Le début de l’expérimentation a pris du temps. Ce dispositif a été pensé il y a trois ans, et le premier binôme a commencé il y a moins d’un an. Les thèses binômées en cours marient sciences informatiques et économie-gestion. L’objet d’étude est celui des modèles de préservation de la vie privée en intelligence artificielle. Nous sommes dans un cas d’école où l’objet d’étude se prête réellement à l’interdisciplinarité. Trouver des équipes et les associer n’a pas été compliqué mais l’embauche des doctorants a pris du temps.
Les thèses binômées doivent favoriser la fertilisation croisée et aboutir à des travaux en commun. Cela se fait à deux niveaux. D’abord, au niveau des encadrants : il faut penser la collaboration entre les deux disciplines. Le premier travail repose donc sur les équipes encadrantes qui identifient les sujets et souhaitent réunir leurs expertises. Ensuite, au niveau du recrutement : il faut trouver des étudiants ayant une appétence pour l’interdisciplinarité.
Puis, il est nécessaire d’intensifier les interactions. C’est pourquoi nous avons installé un comité de suivi. L’objectif est d’aboutir à des publications de haut niveau dans les deux domaines, et pour le cas en cours en informatique et en sciences économiques.
Quel financement ?
Il ne faut pas prendre l’argent sur les financements de doctorat classiques, car cela suscite des réticences dans les disciplines. Nous avons donc eu recours à du mécénat non fléché, via notre programme Dauphine numérique. À l’échelle de PSL, des fonds issus de l’appel à projets Excellences sont fléchés pour ce dispositif. Au total, cela revient au coût de financement de deux thèses, soit 216 000 euros.
Quelles différences avec une thèse classique, notamment en matière de soutenance ?
Pour l’instant, nous n’avons pas encore réfléchi à des modalités spécifiques pour la soutenance, mais cela pourrait prendre la forme d’une invitation. Il faut toutefois garder de la souplesse et ne pas alourdir un système qui n’en a pas besoin.
Pourquoi est-ce important de soutenir l’interdisciplinarité ?

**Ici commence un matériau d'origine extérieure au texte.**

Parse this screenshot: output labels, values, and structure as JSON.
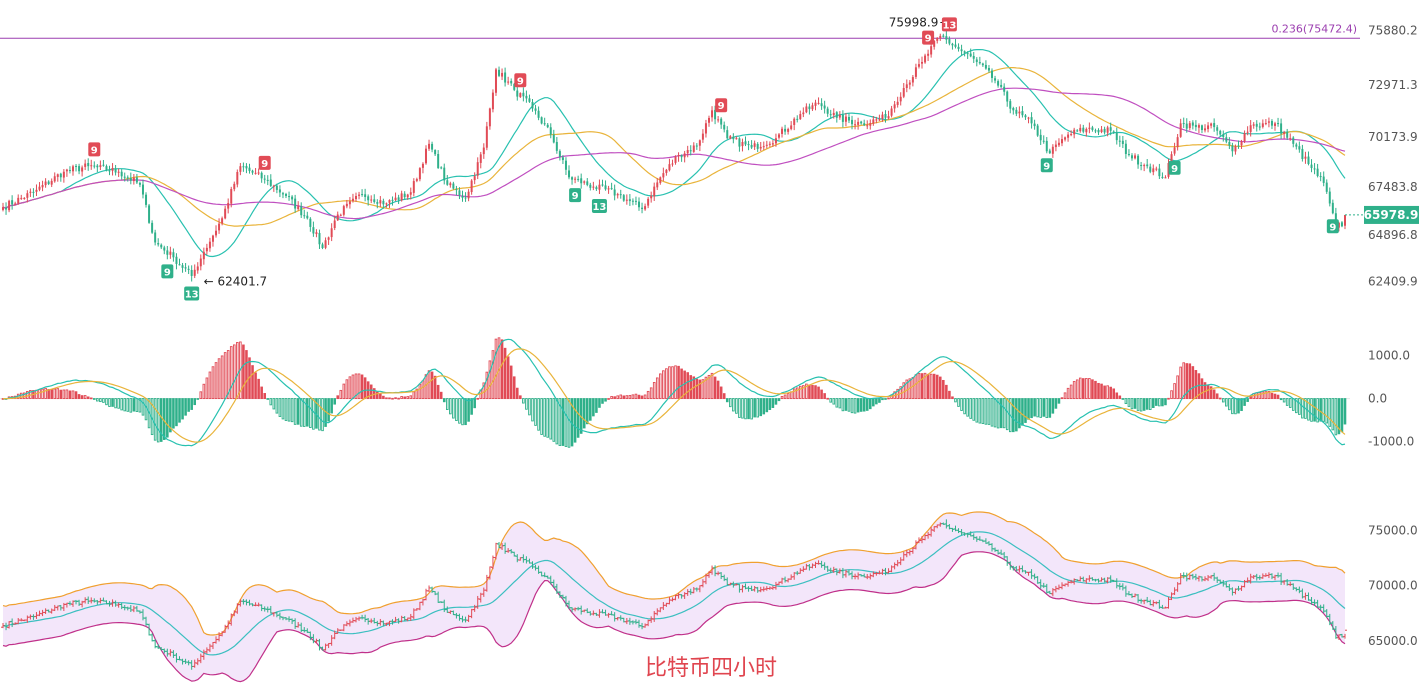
{
  "colors": {
    "up": "#e14b56",
    "down": "#2fb08a",
    "ma_fast": "#28c1b0",
    "ma_mid": "#e9b43b",
    "ma_slow": "#c04fc0",
    "fib_line": "#9c3fb0",
    "boll_fill": "#f3e6fa",
    "boll_upper": "#f0a030",
    "boll_mid": "#3bbfc0",
    "boll_lower": "#c0308a",
    "price_tag": "#2fb08a"
  },
  "caption": "比特币四小时",
  "chart_data": [
    {
      "type": "candlestick",
      "title": "",
      "y_ticks": [
        "75880.2",
        "72971.3",
        "70173.9",
        "67483.8",
        "64896.8",
        "62409.9"
      ],
      "y_tick_values": [
        75880.2,
        72971.3,
        70173.9,
        67483.8,
        64896.8,
        62409.9
      ],
      "ylim": [
        61300,
        77100
      ],
      "last_price": "65978.9",
      "last_price_value": 65978.9,
      "high_label": "75998.9",
      "high_value": 75998.9,
      "low_label": "62401.7",
      "low_value": 62401.7,
      "fib_label": "0.236(75472.4)",
      "fib_value": 75472.4,
      "close_anchors": [
        [
          0,
          66400
        ],
        [
          10,
          67200
        ],
        [
          20,
          68300
        ],
        [
          28,
          68600
        ],
        [
          38,
          68300
        ],
        [
          45,
          67600
        ],
        [
          50,
          64500
        ],
        [
          56,
          63700
        ],
        [
          62,
          62700
        ],
        [
          66,
          64000
        ],
        [
          72,
          65800
        ],
        [
          78,
          68600
        ],
        [
          86,
          67900
        ],
        [
          93,
          67000
        ],
        [
          100,
          65800
        ],
        [
          105,
          64200
        ],
        [
          110,
          66000
        ],
        [
          118,
          67100
        ],
        [
          126,
          66600
        ],
        [
          134,
          67200
        ],
        [
          140,
          69800
        ],
        [
          146,
          67600
        ],
        [
          152,
          66900
        ],
        [
          158,
          69600
        ],
        [
          162,
          73800
        ],
        [
          168,
          72700
        ],
        [
          174,
          71700
        ],
        [
          180,
          70300
        ],
        [
          186,
          68000
        ],
        [
          194,
          67500
        ],
        [
          202,
          67100
        ],
        [
          210,
          66300
        ],
        [
          216,
          68000
        ],
        [
          222,
          69200
        ],
        [
          228,
          69700
        ],
        [
          233,
          71600
        ],
        [
          238,
          70100
        ],
        [
          246,
          69600
        ],
        [
          254,
          70100
        ],
        [
          262,
          71400
        ],
        [
          268,
          72000
        ],
        [
          274,
          71200
        ],
        [
          282,
          70900
        ],
        [
          290,
          71200
        ],
        [
          296,
          72800
        ],
        [
          302,
          74200
        ],
        [
          308,
          75600
        ],
        [
          314,
          74900
        ],
        [
          320,
          74200
        ],
        [
          326,
          73200
        ],
        [
          332,
          71600
        ],
        [
          338,
          70900
        ],
        [
          344,
          69300
        ],
        [
          350,
          70300
        ],
        [
          356,
          70600
        ],
        [
          364,
          70500
        ],
        [
          370,
          69200
        ],
        [
          376,
          68600
        ],
        [
          382,
          68000
        ],
        [
          387,
          70900
        ],
        [
          392,
          70700
        ],
        [
          398,
          70700
        ],
        [
          404,
          69400
        ],
        [
          410,
          70800
        ],
        [
          418,
          70900
        ],
        [
          424,
          69800
        ],
        [
          430,
          68500
        ],
        [
          434,
          67700
        ],
        [
          438,
          65300
        ],
        [
          441,
          65600
        ]
      ],
      "badges": [
        {
          "i": 30,
          "label": "9",
          "kind": "up"
        },
        {
          "i": 86,
          "label": "9",
          "kind": "up"
        },
        {
          "i": 170,
          "label": "9",
          "kind": "up"
        },
        {
          "i": 236,
          "label": "9",
          "kind": "up"
        },
        {
          "i": 304,
          "label": "9",
          "kind": "up"
        },
        {
          "i": 311,
          "label": "13",
          "kind": "up"
        },
        {
          "i": 54,
          "label": "9",
          "kind": "down"
        },
        {
          "i": 62,
          "label": "13",
          "kind": "down"
        },
        {
          "i": 188,
          "label": "9",
          "kind": "down"
        },
        {
          "i": 196,
          "label": "13",
          "kind": "down"
        },
        {
          "i": 343,
          "label": "9",
          "kind": "down"
        },
        {
          "i": 385,
          "label": "9",
          "kind": "down"
        },
        {
          "i": 437,
          "label": "9",
          "kind": "down"
        }
      ]
    },
    {
      "type": "macd",
      "y_ticks": [
        "1000.0",
        "0.0",
        "-1000.0"
      ],
      "y_tick_values": [
        1000,
        0,
        -1000
      ],
      "ylim": [
        -1550,
        1950
      ]
    },
    {
      "type": "bollinger",
      "y_ticks": [
        "75000.0",
        "70000.0",
        "65000.0"
      ],
      "y_tick_values": [
        75000,
        70000,
        65000
      ],
      "ylim": [
        62200,
        78200
      ]
    }
  ]
}
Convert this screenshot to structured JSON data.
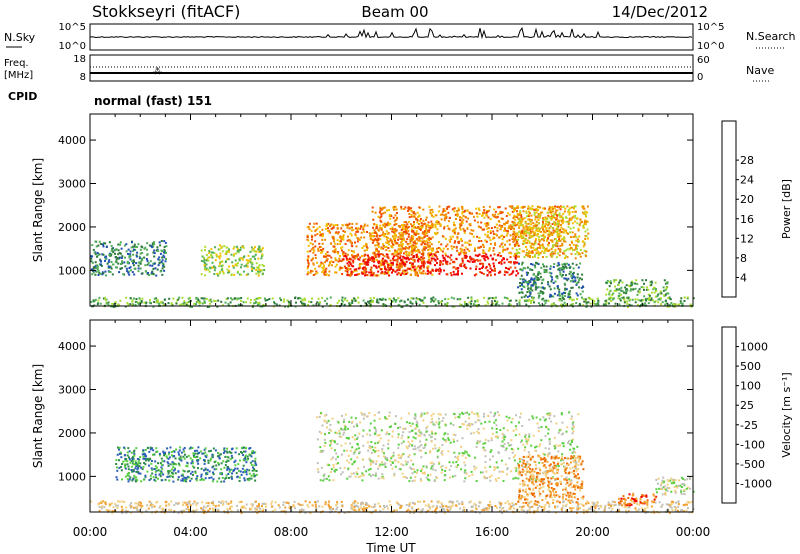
{
  "header": {
    "station": "Stokkseyri (fitACF)",
    "beam": "Beam 00",
    "date": "14/Dec/2012"
  },
  "strip_panels": {
    "nsky_label": "N.Sky",
    "nsky_ticks": [
      "10^5",
      "10^0"
    ],
    "nsearch_label": "N.Search",
    "nsearch_ticks": [
      "10^5",
      "10^0"
    ],
    "freq_label_line1": "Freq.",
    "freq_label_line2": "[MHz]",
    "freq_ticks": [
      "18",
      "8"
    ],
    "nave_label": "Nave",
    "nave_ticks": [
      "60",
      "0"
    ],
    "cpid_label": "CPID",
    "cpid_value": "normal (fast) 151"
  },
  "chart_data": [
    {
      "type": "heatmap",
      "name": "power",
      "ylabel": "Slant Range [km]",
      "ylim": [
        180,
        4600
      ],
      "yticks": [
        1000,
        2000,
        3000,
        4000
      ],
      "colorbar_label": "Power [dB]",
      "colorbar_ticks": [
        "4",
        "8",
        "12",
        "16",
        "20",
        "24",
        "28"
      ],
      "colorbar_colors": [
        "#1a2cff",
        "#1f4fb0",
        "#2e7a3c",
        "#4fae56",
        "#aadd33",
        "#f3c000",
        "#f08a00",
        "#f04a00",
        "#f00000"
      ],
      "regions": [
        {
          "t": [
            0.0,
            24.0
          ],
          "r": [
            180,
            400
          ],
          "level": 3
        },
        {
          "t": [
            0.0,
            3.0
          ],
          "r": [
            900,
            1700
          ],
          "level": 2
        },
        {
          "t": [
            4.4,
            6.9
          ],
          "r": [
            900,
            1600
          ],
          "level": 4
        },
        {
          "t": [
            8.6,
            13.6
          ],
          "r": [
            900,
            2100
          ],
          "level": 6
        },
        {
          "t": [
            10.0,
            17.0
          ],
          "r": [
            900,
            1400
          ],
          "level": 8
        },
        {
          "t": [
            11.2,
            18.8
          ],
          "r": [
            1400,
            2500
          ],
          "level": 6
        },
        {
          "t": [
            16.8,
            19.8
          ],
          "r": [
            1300,
            2500
          ],
          "level": 5
        },
        {
          "t": [
            17.0,
            19.6
          ],
          "r": [
            400,
            1200
          ],
          "level": 2
        },
        {
          "t": [
            20.5,
            23.0
          ],
          "r": [
            350,
            800
          ],
          "level": 3
        }
      ]
    },
    {
      "type": "heatmap",
      "name": "velocity",
      "ylabel": "Slant Range [km]",
      "ylim": [
        180,
        4600
      ],
      "yticks": [
        1000,
        2000,
        3000,
        4000
      ],
      "colorbar_label": "Velocity [m s⁻¹]",
      "colorbar_ticks": [
        "1000",
        "500",
        "100",
        "25",
        "-25",
        "-100",
        "-500",
        "-1000"
      ],
      "colorbar_colors": [
        "#1a2cc8",
        "#2b5db8",
        "#2e8a4c",
        "#5ad040",
        "#c0c0b8",
        "#f2d080",
        "#f2a030",
        "#ee6a00",
        "#f00000"
      ],
      "regions": [
        {
          "t": [
            0.0,
            24.0
          ],
          "r": [
            180,
            450
          ],
          "level": 5
        },
        {
          "t": [
            1.0,
            6.6
          ],
          "r": [
            900,
            1700
          ],
          "level": 2
        },
        {
          "t": [
            9.0,
            19.4
          ],
          "r": [
            900,
            2500
          ],
          "level": 4
        },
        {
          "t": [
            17.0,
            19.6
          ],
          "r": [
            400,
            1500
          ],
          "level": 6
        },
        {
          "t": [
            21.0,
            22.5
          ],
          "r": [
            350,
            650
          ],
          "level": 7
        },
        {
          "t": [
            22.5,
            24.0
          ],
          "r": [
            600,
            1000
          ],
          "level": 4
        }
      ]
    }
  ],
  "x_axis": {
    "label": "Time UT",
    "ticks": [
      "00:00",
      "04:00",
      "08:00",
      "12:00",
      "16:00",
      "20:00",
      "00:00"
    ],
    "range_hours": [
      0,
      24
    ]
  }
}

Les sciences évoluent en permanence et les grandes avancées naissent souvent à l’intersection de plusieurs disciplines. Prenons l’exemple de l’intelligence artificielle, un domaine que je connais bien : dès son origine, il résulte d’un croisement entre mathématiques, informatique, traitement du signal, sciences cognitives et économie. D’ailleurs, l’un de ses pères fondateurs, Herbert Simon, a reçu le prix Nobel d’économie en 1978, illustrant cette interdisciplinarité intrinsèque.
Aujourd’hui, l’IA bouleverse les pratiques scientifiques dans de nombreux domaines, comme en témoignent les prix Nobel 2024 : Geoffrey Hinton et John Hopfield en physique, Demis Hassabis, John Jumper et David Baker en chimie, et Daron Acemoglu en économie dont les travaux sur l’impact de l’IA sur le travail font référence.
De la physique quantique et la chimie à la biologie et aux mathématiques, en passant par l’économie et la physique, l’exploration des zones d’intersection entre disciplines donne naissance à des percées majeures. Ces avancées de rupture finissent souvent par structurer de nouveaux champs scientifiques à part entière.
Quelles ont été les principales difficultés au démarrage ?
La thèse en économie-gestion avait débuté un peu avant celle en informatique, mais cela n’a pas été trop gênant.
Nous sommes encore en phase d’expérimentation. À terme, nous aimerions élargir ce dispositif à des collaborations plus proches du monde industriel, afin de favoriser davantage de transferts de connaissances. Il est aussi essentiel de démontrer que ce modèle fonctionne. Si nous réussissons, d’autres universités pourront s’en saisir.
Une vice-présidente recherche d’une université parisienne nous a d’ailleurs sollicités pour que nous lui présentions le dispositif. L’idée fait son chemin et ce modèle plaît. Les retours sont très enthousiastes, mais des moyens supplémentaires sont nécessaires. C’est l’un des premiers freins à son développement.
Enfin, il faut un travail important au niveau de la gouvernance de l’université pour favoriser les mariages entre différentes équipes et organiser un recrutement simultané.